L’état général est bon! Mais ce n’est plus le Lussy vivant du passé! Nous avons perdu successivement notre épicerie, notre bistrot et notre poste. Tout le monde travaille à l’extérieur à l’exception de nos six agriculteurs dont cinq vignerons. C’est donc hélas devenu un village de pendulaires, dont beaucoup vont même travailler jusqu’à Genève ou Lausanne. Heureusement, l’EMS réanime le centre du village avec l’ouverture de leur petit café-restaurant à tout le monde. Du coup, les gens reprennent goût à se rencontrer. Cela ne peut être que positif.
- Qu’en est-il du développement et des aspects financiers?
Avec nos 580 habitants et un taux d’imposition de 70%, ça tourne à satisfaction malgré les ponctions étatiques que toutes les communes subissent.
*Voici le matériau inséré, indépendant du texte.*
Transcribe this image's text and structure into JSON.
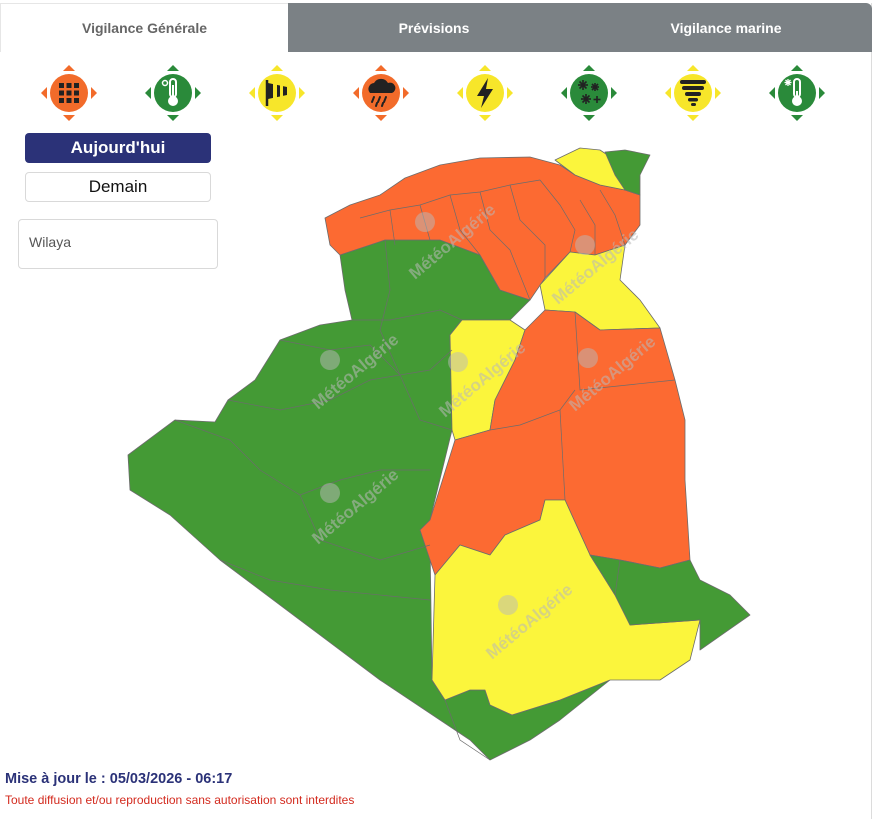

Il reste quelques parcelles encore constructibles mais on arrive au bout des possibilités. Et comme c’est dans le secteur privé, on ne peut pas intervenir.
- En tant que syndic, que souhaiteriez-vous pour votre commune?
Sincèrement, je voudrais voir la population mieux s’investir dans la vie du village. Que ce soit du côté politique et associatif. Le Conseil général peine à rassembler une trentaine de membres. En plus, la jeunesse y manque cruellement. Il en est de même à la Municipalité ou nous ne sommes pratiquement que des retraités, le plus jeune ayant 59 ans! Après ma carrière d’instructeur militaire à Bière, et habitant Lussy depuis 1983, «ils m’ont chopé» pour entrer à la Muni en 2004. Et depuis 2006, je me suis retrouvé syndic… Etrange pour moi qui suis un Haut-Valaisan de Saas Fee et de langue germanique! Mais je ne regrette rien!